DBSCAN algorithm requires users to specify the optimal eps values and the parameter MinPts. In the R code above, we used eps = 0.15 and MinPts = 5. One limitation of DBSCAN is that it is sensitive to the choice of \(\epsilon\), in particular if clusters have different densities. If \(\epsilon\) is too small, sparser clusters will be defined as noise. If \(\epsilon\) is too large, denser clusters may be merged together. This implies that, if there are clusters with different local densities, then a single \(\epsilon\) value may not suffice.

A natural question is:

How to define the optimal value of ?

Method for determining the optimal eps value

The method proposed here consists of computing the k-nearest neighbor distances in a matrix of points.

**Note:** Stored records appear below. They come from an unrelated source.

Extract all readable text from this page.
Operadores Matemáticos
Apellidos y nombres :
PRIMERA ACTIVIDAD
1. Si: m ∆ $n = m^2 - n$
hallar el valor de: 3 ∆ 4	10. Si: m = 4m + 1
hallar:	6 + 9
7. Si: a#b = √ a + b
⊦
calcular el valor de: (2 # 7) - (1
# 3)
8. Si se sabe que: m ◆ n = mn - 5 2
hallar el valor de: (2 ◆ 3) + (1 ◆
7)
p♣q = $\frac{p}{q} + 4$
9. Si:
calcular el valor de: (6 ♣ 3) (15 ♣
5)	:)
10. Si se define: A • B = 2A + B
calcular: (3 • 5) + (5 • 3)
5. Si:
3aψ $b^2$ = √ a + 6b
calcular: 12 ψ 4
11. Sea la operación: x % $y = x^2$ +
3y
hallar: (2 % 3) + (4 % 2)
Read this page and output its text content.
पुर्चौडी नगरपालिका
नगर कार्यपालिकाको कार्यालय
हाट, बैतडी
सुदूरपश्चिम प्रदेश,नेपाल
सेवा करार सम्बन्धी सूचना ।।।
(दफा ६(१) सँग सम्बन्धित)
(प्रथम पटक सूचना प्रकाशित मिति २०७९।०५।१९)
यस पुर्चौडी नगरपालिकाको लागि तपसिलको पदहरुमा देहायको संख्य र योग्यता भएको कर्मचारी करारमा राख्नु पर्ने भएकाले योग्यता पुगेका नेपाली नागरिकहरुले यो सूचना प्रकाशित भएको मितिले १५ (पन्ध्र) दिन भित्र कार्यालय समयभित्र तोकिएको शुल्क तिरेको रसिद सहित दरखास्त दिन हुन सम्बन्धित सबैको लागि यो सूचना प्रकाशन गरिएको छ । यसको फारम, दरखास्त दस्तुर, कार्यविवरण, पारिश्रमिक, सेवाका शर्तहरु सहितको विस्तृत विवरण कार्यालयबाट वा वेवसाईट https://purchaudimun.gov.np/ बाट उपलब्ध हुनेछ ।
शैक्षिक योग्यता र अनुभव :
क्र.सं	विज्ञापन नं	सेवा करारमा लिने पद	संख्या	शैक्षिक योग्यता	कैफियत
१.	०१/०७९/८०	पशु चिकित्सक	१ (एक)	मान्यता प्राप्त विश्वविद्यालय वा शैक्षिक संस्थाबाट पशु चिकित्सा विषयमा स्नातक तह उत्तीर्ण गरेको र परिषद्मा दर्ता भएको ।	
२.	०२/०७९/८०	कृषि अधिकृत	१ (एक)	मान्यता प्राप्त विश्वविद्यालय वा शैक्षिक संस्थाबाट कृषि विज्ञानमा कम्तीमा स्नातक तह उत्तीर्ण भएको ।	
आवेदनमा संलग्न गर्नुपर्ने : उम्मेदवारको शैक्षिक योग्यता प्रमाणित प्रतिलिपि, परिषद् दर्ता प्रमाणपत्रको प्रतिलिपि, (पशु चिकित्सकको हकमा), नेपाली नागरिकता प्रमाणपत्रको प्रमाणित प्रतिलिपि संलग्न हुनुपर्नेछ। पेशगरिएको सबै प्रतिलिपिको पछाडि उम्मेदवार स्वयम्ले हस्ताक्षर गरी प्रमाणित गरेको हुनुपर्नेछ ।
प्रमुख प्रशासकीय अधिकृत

The idea is to calculate, the average of the distances of every point to its k nearest neighbors. The value of k will be specified by the user and corresponds to MinPts.

Next, these k-distances are plotted in an ascending order. The aim is to determine the “knee”, which corresponds to the optimal eps parameter.

A knee corresponds to a threshold where a sharp change occurs along the k-distance curve.

The function kNNdistplot() [in dbscan package] can be used to draw the k-distance plot:

dbscan::kNNdistplot(df, k =  5)
abline(h = 0.15, lty = 2)

It can be seen that the optimal eps value is around a distance of 0.15.

Cluster predictions with DBSCAN algorithm

The function predict.dbscan(object, data, newdata) [in fpc package] can be used to predict the clusters for the points in newdata. For more details, read the documentation (?predict.dbscan).